I had a number of failures on the restores; then a number of successful restores that I had to re-do. What happened? Well this is the point of the blogpost on things to think about before a restore! I lost no data in the end, but it was frustrating – in a fun way – because A) I learned a few things and B) I get to write this blogpost and let you all know so you don’t have this problem. Here is the short list of what went wrong:

  • Since the Safehouse backup job, we accidentally (separate discussion) pushed out Veeam Agent for Windows to every computer in the Domain (it’s a lab remember). This put different Veeam components in play with the Generally Available 9.5 Update 2. Takeaway is don’t push the agent out to systems with other Veeam components and keep the revisions in mind.
  • Since the Safehouse backup job, the networking and storage has all changed. I found a bizarre issue that prohibited a nested ESXi running on a VMFS datastore being moved to a vSAN datastore via a Veeam restore. Now I need to go thru this a bit more and share with R&D, but the short answer is that this nested ESXi has had its local setup modified for the Veeam IO filter (the GA version of Veeam CDP will have this done in a proper installer, I installed the components by hand). But I found out that it somehow redetected the local storage on vSAN and wouldn’t recognize its local datastore there. I put it on an iSCSI VMFS volume, boots up fine.
  • I use a lot of DHCP and vCenter doesn’t like new IPs. I should for this lab have very long lease times, but we didn’t. When the vCenter came up with a new IP, it had to be either reconfigured with local host files and such; or you can just cheat and add a reservation for the old IP and its MAC address if it has been off for a while and gets a new address (but tricky if the IP is claimed). But again this proves that DNS is still very important to vCenter.

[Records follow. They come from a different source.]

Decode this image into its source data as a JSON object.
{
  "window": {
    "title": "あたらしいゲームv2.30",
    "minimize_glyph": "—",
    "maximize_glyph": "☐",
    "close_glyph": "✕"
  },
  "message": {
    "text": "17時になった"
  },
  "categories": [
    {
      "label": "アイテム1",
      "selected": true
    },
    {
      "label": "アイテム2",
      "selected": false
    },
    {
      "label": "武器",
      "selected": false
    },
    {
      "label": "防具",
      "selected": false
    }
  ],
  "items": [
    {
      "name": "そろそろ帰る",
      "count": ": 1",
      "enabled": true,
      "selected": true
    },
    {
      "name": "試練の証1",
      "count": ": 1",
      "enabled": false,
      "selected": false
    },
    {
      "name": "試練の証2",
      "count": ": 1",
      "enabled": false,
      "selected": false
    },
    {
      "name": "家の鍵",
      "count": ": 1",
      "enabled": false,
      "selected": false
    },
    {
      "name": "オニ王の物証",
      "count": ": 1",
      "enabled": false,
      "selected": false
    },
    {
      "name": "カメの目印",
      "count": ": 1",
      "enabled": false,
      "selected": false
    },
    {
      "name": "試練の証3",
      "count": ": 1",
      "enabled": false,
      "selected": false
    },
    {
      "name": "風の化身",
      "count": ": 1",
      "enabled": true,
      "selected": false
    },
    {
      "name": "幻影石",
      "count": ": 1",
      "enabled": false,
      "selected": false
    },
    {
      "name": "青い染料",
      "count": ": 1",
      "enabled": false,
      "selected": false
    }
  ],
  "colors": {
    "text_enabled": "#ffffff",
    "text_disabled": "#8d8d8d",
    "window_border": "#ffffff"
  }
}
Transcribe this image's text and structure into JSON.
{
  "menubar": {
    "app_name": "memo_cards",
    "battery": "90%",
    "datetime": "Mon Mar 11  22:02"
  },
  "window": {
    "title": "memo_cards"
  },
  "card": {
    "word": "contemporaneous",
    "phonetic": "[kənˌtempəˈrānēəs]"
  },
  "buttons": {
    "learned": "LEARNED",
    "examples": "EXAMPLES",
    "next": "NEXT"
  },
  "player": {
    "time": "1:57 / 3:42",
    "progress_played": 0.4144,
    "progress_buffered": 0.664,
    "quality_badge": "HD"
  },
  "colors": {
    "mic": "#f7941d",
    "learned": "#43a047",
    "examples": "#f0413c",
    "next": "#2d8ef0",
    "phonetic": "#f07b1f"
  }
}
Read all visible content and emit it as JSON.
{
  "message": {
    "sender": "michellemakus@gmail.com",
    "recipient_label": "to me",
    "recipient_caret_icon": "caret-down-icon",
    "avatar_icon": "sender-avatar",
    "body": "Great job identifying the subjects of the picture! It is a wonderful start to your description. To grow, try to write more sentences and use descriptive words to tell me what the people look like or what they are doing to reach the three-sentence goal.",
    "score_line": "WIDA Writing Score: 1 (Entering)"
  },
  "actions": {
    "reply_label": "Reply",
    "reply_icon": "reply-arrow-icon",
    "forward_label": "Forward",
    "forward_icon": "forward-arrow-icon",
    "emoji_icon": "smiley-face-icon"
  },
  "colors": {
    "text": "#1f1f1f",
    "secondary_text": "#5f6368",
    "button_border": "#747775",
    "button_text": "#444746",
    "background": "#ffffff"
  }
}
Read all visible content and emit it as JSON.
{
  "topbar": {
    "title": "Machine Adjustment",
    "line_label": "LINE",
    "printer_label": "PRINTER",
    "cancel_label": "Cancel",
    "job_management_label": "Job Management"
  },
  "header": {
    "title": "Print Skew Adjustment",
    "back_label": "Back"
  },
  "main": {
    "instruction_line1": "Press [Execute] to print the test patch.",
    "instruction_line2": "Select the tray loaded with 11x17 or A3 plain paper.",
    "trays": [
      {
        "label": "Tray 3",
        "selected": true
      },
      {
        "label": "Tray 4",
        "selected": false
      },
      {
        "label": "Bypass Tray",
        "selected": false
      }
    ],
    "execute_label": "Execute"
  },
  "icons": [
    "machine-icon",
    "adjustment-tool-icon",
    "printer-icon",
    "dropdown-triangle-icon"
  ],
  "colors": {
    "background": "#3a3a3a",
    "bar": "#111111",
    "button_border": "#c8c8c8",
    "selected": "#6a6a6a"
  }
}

Each one of these issues caused me to re-start the restore a few times. The components error was pretty clear since it failed right away and told me that; but the other two issues took a bit of digging. I got lazy and tried going back to an older restore point; but the same behavior happened. At that point, I was committed to getting the root cause of what is going on.

An additional thing to consider is that if a VMware cluster takes on some serious changes (like POD2 became the MEGAPOD); you should test a few restores to make sure you don’t have any surprises; and also for fiddlesome applications like vCenter – still never use DHCP. While it is a lab function here, I did learn a bunch and hopefully you can as well.